SenLinYu didn’t change their pen name either, encouraging the association between this fanfic and the “original” book. Instead of plagiarism allegations, they got an 8-figure deal from big-five publishing. They were rewarded for filing the serial numbers off, cheating the creative process and other authors that work for years to produce original work.
I also bring up SenLinYu’s case as an example of this because they’re non-binary and a person of color. A nonbinary person of color who received a deal larger than the vast majority of their counterparts for repurposing a fan fiction from a series whose creator uses the proceeds off to legislate people like them out of existence in the UK. It’s the equivalent to being Steven from Django Unchained: a prop to keep other marginalized people from expressing the very real harms with the systems we occupy.

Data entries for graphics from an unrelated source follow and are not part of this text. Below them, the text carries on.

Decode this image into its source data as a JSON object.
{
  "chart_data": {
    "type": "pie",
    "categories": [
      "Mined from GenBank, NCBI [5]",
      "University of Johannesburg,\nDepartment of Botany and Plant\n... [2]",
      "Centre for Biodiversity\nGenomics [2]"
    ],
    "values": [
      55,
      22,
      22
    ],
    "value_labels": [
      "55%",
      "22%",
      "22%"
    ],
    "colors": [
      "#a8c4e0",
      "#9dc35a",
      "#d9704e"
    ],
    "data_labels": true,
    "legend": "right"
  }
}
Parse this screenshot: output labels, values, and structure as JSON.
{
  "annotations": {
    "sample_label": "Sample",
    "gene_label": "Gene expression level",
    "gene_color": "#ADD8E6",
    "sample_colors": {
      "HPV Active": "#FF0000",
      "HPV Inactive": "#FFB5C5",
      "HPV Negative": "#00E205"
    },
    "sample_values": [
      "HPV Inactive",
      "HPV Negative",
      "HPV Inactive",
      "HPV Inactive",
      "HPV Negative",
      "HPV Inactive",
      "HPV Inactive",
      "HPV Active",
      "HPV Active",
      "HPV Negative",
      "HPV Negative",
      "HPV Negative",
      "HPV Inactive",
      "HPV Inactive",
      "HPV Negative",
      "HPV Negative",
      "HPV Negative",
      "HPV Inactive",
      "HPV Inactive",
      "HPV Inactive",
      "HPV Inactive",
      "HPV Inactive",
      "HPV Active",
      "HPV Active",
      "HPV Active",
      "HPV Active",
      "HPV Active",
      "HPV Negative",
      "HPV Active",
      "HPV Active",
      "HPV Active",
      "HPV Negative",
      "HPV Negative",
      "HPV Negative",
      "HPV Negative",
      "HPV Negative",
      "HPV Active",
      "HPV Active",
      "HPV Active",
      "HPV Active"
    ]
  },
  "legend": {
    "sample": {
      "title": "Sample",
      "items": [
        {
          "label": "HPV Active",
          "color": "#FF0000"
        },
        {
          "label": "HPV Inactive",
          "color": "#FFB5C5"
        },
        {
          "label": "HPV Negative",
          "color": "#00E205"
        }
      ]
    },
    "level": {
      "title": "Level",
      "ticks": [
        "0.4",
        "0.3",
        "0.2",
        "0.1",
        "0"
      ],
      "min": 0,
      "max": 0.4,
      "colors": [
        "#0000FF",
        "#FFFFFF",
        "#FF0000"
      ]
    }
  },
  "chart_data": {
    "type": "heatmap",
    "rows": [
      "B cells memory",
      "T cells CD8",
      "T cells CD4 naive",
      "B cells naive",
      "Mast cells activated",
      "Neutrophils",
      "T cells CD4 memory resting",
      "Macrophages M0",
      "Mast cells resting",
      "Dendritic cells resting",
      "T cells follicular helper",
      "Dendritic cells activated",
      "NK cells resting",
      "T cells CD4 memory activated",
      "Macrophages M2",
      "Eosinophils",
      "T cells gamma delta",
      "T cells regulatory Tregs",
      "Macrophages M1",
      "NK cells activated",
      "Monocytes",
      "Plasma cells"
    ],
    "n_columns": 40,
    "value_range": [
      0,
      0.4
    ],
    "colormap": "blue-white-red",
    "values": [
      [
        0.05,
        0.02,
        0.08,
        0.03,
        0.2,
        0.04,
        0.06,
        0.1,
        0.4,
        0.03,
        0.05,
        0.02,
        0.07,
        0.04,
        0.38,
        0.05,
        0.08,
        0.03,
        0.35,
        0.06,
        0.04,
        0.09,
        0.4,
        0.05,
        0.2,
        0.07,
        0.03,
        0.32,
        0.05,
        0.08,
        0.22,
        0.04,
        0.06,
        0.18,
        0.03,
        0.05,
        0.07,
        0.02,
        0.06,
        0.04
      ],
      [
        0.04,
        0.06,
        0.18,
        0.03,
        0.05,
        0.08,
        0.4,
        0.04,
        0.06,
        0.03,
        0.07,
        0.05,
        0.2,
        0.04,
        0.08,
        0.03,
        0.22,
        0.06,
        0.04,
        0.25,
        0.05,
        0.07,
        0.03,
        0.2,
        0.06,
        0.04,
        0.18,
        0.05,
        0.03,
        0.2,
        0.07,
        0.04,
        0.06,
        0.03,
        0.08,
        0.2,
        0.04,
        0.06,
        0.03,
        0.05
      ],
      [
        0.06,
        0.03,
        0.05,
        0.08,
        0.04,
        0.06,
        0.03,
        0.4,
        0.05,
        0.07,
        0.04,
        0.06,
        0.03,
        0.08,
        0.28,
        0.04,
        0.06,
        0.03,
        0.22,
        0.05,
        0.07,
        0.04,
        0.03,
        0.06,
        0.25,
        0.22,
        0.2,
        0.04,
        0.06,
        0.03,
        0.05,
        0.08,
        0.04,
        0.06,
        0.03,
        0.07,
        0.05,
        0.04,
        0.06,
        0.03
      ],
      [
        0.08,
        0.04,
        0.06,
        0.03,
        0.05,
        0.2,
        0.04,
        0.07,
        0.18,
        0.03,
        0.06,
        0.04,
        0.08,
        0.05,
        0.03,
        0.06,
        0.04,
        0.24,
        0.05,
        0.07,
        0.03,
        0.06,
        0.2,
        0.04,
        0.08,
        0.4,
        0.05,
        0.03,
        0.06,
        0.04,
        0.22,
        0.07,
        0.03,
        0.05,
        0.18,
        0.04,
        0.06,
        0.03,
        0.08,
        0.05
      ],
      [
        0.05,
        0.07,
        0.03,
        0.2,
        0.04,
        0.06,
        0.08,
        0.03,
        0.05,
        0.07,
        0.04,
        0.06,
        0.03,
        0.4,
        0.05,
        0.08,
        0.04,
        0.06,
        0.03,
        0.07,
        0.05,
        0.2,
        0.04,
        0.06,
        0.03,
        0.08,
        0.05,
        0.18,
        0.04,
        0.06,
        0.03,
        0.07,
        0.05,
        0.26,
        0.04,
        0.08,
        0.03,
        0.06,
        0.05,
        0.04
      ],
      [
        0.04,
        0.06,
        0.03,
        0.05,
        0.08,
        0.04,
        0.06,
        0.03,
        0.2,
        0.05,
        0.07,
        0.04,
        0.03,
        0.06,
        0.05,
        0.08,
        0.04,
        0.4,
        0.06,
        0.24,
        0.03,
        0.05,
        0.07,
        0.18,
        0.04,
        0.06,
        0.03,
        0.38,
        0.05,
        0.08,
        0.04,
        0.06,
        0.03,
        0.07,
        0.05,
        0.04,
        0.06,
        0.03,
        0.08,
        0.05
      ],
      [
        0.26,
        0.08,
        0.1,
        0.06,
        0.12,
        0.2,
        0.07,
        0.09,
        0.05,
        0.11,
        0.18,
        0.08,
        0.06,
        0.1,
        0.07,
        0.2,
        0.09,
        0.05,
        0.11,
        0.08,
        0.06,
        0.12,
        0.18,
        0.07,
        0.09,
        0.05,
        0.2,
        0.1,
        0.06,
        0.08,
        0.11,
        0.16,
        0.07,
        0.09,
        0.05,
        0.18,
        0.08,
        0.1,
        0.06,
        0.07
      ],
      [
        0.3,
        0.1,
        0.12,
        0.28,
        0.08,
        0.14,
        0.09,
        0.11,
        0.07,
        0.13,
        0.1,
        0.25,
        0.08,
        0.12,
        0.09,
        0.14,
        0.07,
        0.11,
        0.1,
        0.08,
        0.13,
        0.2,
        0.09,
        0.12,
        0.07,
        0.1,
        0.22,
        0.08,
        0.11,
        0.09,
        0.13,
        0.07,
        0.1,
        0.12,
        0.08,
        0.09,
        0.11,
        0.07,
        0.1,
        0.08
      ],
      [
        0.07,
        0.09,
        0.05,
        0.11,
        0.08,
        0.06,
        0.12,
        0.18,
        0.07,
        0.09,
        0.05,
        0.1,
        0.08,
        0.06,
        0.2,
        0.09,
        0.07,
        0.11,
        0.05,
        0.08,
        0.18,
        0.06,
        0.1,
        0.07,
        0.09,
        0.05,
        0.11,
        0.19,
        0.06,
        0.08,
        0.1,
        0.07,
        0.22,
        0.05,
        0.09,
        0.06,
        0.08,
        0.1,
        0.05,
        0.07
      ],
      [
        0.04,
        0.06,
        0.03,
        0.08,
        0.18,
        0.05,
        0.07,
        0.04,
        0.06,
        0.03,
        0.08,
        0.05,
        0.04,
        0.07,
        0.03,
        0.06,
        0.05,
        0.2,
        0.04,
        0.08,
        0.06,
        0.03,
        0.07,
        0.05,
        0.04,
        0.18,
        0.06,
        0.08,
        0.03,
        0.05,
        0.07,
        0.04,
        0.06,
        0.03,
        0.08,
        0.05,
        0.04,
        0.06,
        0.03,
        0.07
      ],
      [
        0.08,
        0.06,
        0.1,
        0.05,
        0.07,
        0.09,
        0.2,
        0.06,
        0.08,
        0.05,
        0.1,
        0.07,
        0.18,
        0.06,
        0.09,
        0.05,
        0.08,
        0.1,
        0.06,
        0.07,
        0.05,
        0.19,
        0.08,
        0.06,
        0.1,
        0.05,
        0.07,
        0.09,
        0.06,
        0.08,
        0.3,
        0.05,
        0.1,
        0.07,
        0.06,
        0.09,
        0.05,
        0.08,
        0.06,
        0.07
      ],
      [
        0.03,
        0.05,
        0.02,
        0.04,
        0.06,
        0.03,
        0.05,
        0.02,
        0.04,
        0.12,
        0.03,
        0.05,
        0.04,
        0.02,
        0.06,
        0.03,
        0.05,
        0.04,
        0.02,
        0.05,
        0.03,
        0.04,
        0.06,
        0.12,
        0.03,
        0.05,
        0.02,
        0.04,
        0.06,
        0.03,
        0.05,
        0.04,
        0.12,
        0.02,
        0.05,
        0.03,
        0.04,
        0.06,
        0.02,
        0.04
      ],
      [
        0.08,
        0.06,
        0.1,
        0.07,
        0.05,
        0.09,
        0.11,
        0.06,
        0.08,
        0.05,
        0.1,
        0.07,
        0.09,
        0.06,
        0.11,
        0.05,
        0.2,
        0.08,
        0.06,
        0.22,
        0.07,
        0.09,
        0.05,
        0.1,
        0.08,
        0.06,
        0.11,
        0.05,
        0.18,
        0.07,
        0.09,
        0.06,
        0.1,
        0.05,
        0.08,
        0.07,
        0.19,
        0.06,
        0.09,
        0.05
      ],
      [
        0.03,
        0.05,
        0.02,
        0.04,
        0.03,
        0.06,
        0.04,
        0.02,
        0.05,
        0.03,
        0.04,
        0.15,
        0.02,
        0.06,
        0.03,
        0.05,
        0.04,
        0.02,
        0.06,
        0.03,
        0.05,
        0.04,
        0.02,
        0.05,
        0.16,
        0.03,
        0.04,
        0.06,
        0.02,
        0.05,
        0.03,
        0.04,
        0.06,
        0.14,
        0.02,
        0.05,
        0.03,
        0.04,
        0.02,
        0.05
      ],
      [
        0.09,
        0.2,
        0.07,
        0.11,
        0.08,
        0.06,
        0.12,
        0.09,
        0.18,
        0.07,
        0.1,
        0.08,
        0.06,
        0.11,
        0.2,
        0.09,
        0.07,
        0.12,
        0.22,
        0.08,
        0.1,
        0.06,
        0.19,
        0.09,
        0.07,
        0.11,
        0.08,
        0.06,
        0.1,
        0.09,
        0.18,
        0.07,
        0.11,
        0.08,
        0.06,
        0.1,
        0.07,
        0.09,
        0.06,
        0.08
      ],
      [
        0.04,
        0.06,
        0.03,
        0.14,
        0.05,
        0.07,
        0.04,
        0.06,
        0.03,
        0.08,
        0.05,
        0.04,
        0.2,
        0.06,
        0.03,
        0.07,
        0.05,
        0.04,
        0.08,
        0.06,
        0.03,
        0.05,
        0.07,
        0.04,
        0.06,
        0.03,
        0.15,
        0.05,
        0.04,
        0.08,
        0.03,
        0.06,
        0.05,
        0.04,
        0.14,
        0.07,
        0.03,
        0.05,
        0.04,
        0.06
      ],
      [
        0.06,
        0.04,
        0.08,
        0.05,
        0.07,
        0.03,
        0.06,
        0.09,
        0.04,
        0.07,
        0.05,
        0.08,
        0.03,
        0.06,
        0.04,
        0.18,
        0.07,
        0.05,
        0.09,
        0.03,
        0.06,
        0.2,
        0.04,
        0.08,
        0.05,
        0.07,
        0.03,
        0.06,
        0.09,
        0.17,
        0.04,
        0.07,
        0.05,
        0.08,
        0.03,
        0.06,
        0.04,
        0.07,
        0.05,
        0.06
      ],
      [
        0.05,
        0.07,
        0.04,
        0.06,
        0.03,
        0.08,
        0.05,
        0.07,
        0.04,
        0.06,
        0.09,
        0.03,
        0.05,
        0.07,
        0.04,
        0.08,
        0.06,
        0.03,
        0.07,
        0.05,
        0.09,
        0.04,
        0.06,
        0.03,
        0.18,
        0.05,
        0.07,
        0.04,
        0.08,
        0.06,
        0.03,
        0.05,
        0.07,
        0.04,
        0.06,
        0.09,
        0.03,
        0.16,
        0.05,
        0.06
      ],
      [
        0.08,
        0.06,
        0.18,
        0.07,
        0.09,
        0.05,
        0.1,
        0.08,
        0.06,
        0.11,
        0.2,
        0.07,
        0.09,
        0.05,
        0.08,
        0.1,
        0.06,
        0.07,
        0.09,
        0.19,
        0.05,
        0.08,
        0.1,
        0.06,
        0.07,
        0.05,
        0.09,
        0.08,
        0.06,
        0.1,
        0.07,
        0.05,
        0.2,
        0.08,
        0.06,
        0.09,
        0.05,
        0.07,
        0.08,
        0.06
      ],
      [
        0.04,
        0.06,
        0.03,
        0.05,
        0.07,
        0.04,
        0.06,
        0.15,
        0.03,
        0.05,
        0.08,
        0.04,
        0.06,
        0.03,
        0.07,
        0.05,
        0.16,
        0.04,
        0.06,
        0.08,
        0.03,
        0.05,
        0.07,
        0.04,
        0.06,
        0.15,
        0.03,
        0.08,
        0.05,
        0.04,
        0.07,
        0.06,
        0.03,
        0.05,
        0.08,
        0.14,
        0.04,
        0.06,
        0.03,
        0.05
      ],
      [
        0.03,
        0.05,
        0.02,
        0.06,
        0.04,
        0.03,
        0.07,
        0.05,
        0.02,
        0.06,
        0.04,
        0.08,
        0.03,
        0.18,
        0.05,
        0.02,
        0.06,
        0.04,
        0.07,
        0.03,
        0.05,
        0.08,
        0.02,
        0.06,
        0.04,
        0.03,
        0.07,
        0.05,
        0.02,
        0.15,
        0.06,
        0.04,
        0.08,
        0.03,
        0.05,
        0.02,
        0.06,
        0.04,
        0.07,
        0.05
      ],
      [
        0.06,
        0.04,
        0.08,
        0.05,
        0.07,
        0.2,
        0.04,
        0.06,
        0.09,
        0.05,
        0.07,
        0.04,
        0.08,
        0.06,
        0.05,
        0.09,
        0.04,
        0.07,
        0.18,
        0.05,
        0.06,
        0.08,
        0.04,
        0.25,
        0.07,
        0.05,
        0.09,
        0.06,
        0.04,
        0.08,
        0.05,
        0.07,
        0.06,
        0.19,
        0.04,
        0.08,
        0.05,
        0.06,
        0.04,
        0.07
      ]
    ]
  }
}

Finally, I think about the fact that because this deal made so much money, it had caused a gold rush-style race to find the next Alchemized, by publishers and agents alike. Publishing has always had trends, but what makes this different is that it’s a trend defined by being openly derivative of other works. This race to profitability stymies creative development. It sounds lofty and deeply privileged to say that there should be a space to enjoy art and create stories for their own sake when (at time of writing) gas prices have hit four dollars in the national average and the diesel used to transport ¾ of our commerce has hit 5 dollars, but it should still exist. Having everything be strip-mined for cash is not healthy for the mind or the culture, but capitalism is increasingly demanding it.
The mere presence of a fan fiction-to-tradpub pipeline will inspire some to capitulate to the market even more than before. I use the word capitulate because even though comics titan Scott McCloud stated “Just because you sell out doesn’t mean people are going to buy” in his acclaimed work Making Comics, bills have to be paid — and healthcare is a nightmare in America.
Bringing this back to comics, exploitation and racing to profits is nothing new. The Webtoon boom over the past 5 years has led to new avenues of exploitation for artists after the past 20 years of webcomics having to build audiences from the ground up to get bare minimum support from publishers. Stories featuring white straight protagonists will be at the top and everyone else is fighting to make it on the board. We are already marching down the road to having our own Alchemized being on our shelves, whether it’s a graphic novel adaptation of one of these “trad-flips” or a repurposed fan fiction used to pitch an “original” graphic novel.
When we see it, we should condemn it. I understand that for a number of people, there’s a financial incentive, especially with an economic downturn on the horizon from the war. The books have fetched 7-8 figure deals, which means that the adaptations would have a shot at 6 figure deals themselves. However, what’s a 6-figure deal today going to do when the community views you as a pariah for being even tangentially involved with a work written by a virulent transphobe? That’s not a thinly veiled threat if you’ve had even a cursory glance of social media, that’s almost a guarantee.
How about when it’s discovered that a book was adapted from fan fiction that’s filed the serial numbers off and gets passed as their own? What then? Would it be pulled from shelves like Shy Girl was for the UK and the US? I’d like to believe it would.
All in all, I think we ought to think of what we’d do to handle this now, rather than have it sneak up on us later.